Free1970 - stock.adobe.com
Kaiser notifies 13.4M individuals of data breach
Kaiser Foundation Health Plan is notifying millions of individuals that their data may have been disclosed to third parties due to the company’s use of tracking tech.
Kaiser Foundation Health Plan filed a data breach report with the HHS Office for Civil Rights (OCR), confirming a 13.4-million record breach. The filing signifies the largest breach reported to OCR in 2024 so far.
Kaiser told TechCrunch that the breach stemmed from its use of certain technologies installed on its websites and applications, which may have transmitted data to third-party vendors, such as Google, Microsoft, and X.
The impacted data includes member names, IP addresses, and information that revealed how members interacted with Kaiser’s sites.
Kaiser has since removed these tools from its website and applications and plans to notify all impacted customers in May.
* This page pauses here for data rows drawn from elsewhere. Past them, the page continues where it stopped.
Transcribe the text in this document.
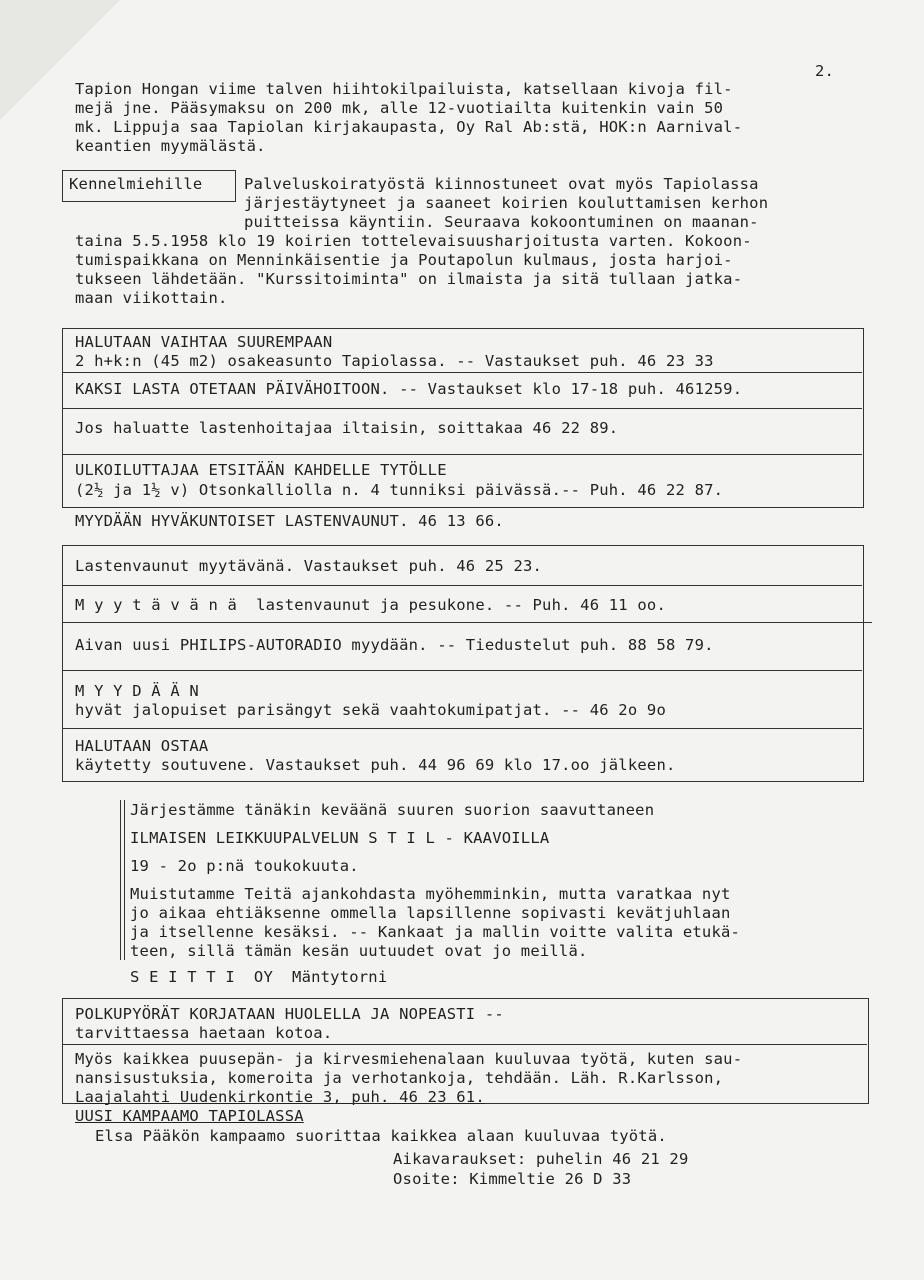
2.
Tapion Hongan viime talven hiihtokilpailuista, katsellaan kivoja fil-
mejä jne. Pääsymaksu on 200 mk, alle 12-vuotiailta kuitenkin vain 50
mk. Lippuja saa Tapiolan kirjakaupasta, Oy Ral Ab:stä, HOK:n Aarnival-
keantien myymälästä.
Kennelmiehille	Palveluskoiratyöstä kiinnostuneet ovat myös Tapiolassa
järjestäytyneet ja saaneet koirien kouluttamisen kerhon
puitteissa käyntiin. Seuraava kokoontuminen on maanan-
taina 5.5.1958 klo 19 koirien tottelevaisuusharjoitusta varten. Kokoon-
tumispaikkana on Menninkäisentie ja Poutapolun kulmaus, josta harjoi-
tukseen lähdetään. "Kurssitoiminta" on ilmaista ja sitä tullaan jatka-
maan viikottain.
HALUTAAN VAIHTAA SUUREMPAAN
2 h+k:n (45 m2) osakeasunto Tapiolassa. -- Vastaukset puh. 46 23 33
KAKSI LASTA OTETAAN PÄIVÄHOITOON. -- Vastaukset klo 17-18 puh. 461259.
Jos haluatte lastenhoitajaa iltaisin, soittakaa 46 22 89.
ULKOILUTTAJAA ETSITÄÄN KAHDELLE TYTÖLLE
(2½ ja 1½ v) Otsonkalliolla n. 4 tunniksi päivässä.-- Puh. 46 22 87.
MYYDÄÄN HYVÄKUNTOISET LASTENVAUNUT. 46 13 66.
Lastenvaunut myytävänä. Vastaukset puh. 46 25 23.
M y y t ä v ä n ä  lastenvaunut ja pesukone. -- Puh. 46 11 oo.
Aivan uusi PHILIPS-AUTORADIO myydään. -- Tiedustelut puh. 88 58 79.
M Y Y D Ä Ä N
hyvät jalopuiset parisängyt sekä vaahtokumipatjat. -- 46 2o 9o
HALUTAAN OSTAA
käytetty soutuvene. Vastaukset puh. 44 96 69 klo 17.oo jälkeen.
Järjestämme tänäkin keväänä suuren suorion saavuttaneen
ILMAISEN LEIKKUUPALVELUN S T I L - KAAVOILLA
19 - 2o p:nä toukokuuta.
Muistutamme Teitä ajankohdasta myöhemminkin, mutta varatkaa nyt
jo aikaa ehtiäksenne ommella lapsillenne sopivasti kevätjuhlaan
ja itsellenne kesäksi. -- Kankaat ja mallin voitte valita etukä-
teen, sillä tämän kesän uutuudet ovat jo meillä.
S E I T T I  OY  Mäntytorni
POLKUPYÖRÄT KORJATAAN HUOLELLA JA NOPEASTI --
tarvittaessa haetaan kotoa.
Myös kaikkea puusepän- ja kirvesmiehenalaan kuuluvaa työtä, kuten sau-
nansisustuksia, komeroita ja verhotankoja, tehdään. Läh. R.Karlsson,
Laajalahti Uudenkirkontie 3, puh. 46 23 61.
UUSI KAMPAAMO TAPIOLASSA
Elsa Pääkön kampaamo suorittaa kaikkea alaan kuuluvaa työtä.
Aikavaraukset: puhelin 46 21 29
Osoite: Kimmeltie 26 D 33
“It's hard to gauge how bad this data breach is. It wasn't malicious. It wasn't a ransomware group exfiltrating data. It was, what looks like a mistake in understanding what type of data was transmitted to vendors and advertisers,” said Roger Grimes, data-driven defense evangelist at KnowBe4.
“But the data did individually identify, by name, people and what they searched for and what web pages they spent time on. That's about as bad as a data leak gets without revealing bank account numbers and passwords.”
As previously reported, the use of third-party tracking technology on healthcare websites is widespread, which has led to numerous data breaches and regulatory pushback since 2022.
According to a recent report from law firm BakerHostetler, upwards of 200 lawsuits have been filed against healthcare organizations over their use of third-party web technologies, 75 percent of which were filed in 2023 alone.
The Federal Trade Commission (FTC) announced two enforcement actions related to third-party tracking tech in April 2024. The first banned Monument, an alcohol addiction treatment service, from disclosing data to third-party advertisers without user consent. Monument also faced a $2.5 million civil penalty.
The second recent FTC action prohibited the mental healthcare platform Cerebral from misrepresenting its privacy and data security practices and disclosing personal health information to third parties for advertising purposes. The proposed order also requires Cerebral to pay $7 million in penalties.
While the FTC is tackling cases involving non-HIPAA-covered entities, OCR has also been vocal about its stance on third-party tracking tech, which would apply to Kaiser as a HIPAA-covered entity. OCR’s recently updated guidance drew criticism due to the office’s determination that an IP address of a device that accesses a HIPAA-covered entity’s website constitutes PHI.
With this updated guidance, the American Hospital Association (AHA) is moving forward with its lawsuit against HHS, the outcome of which will likely determine how covered entities are permitted to engage with third-party analytics tools.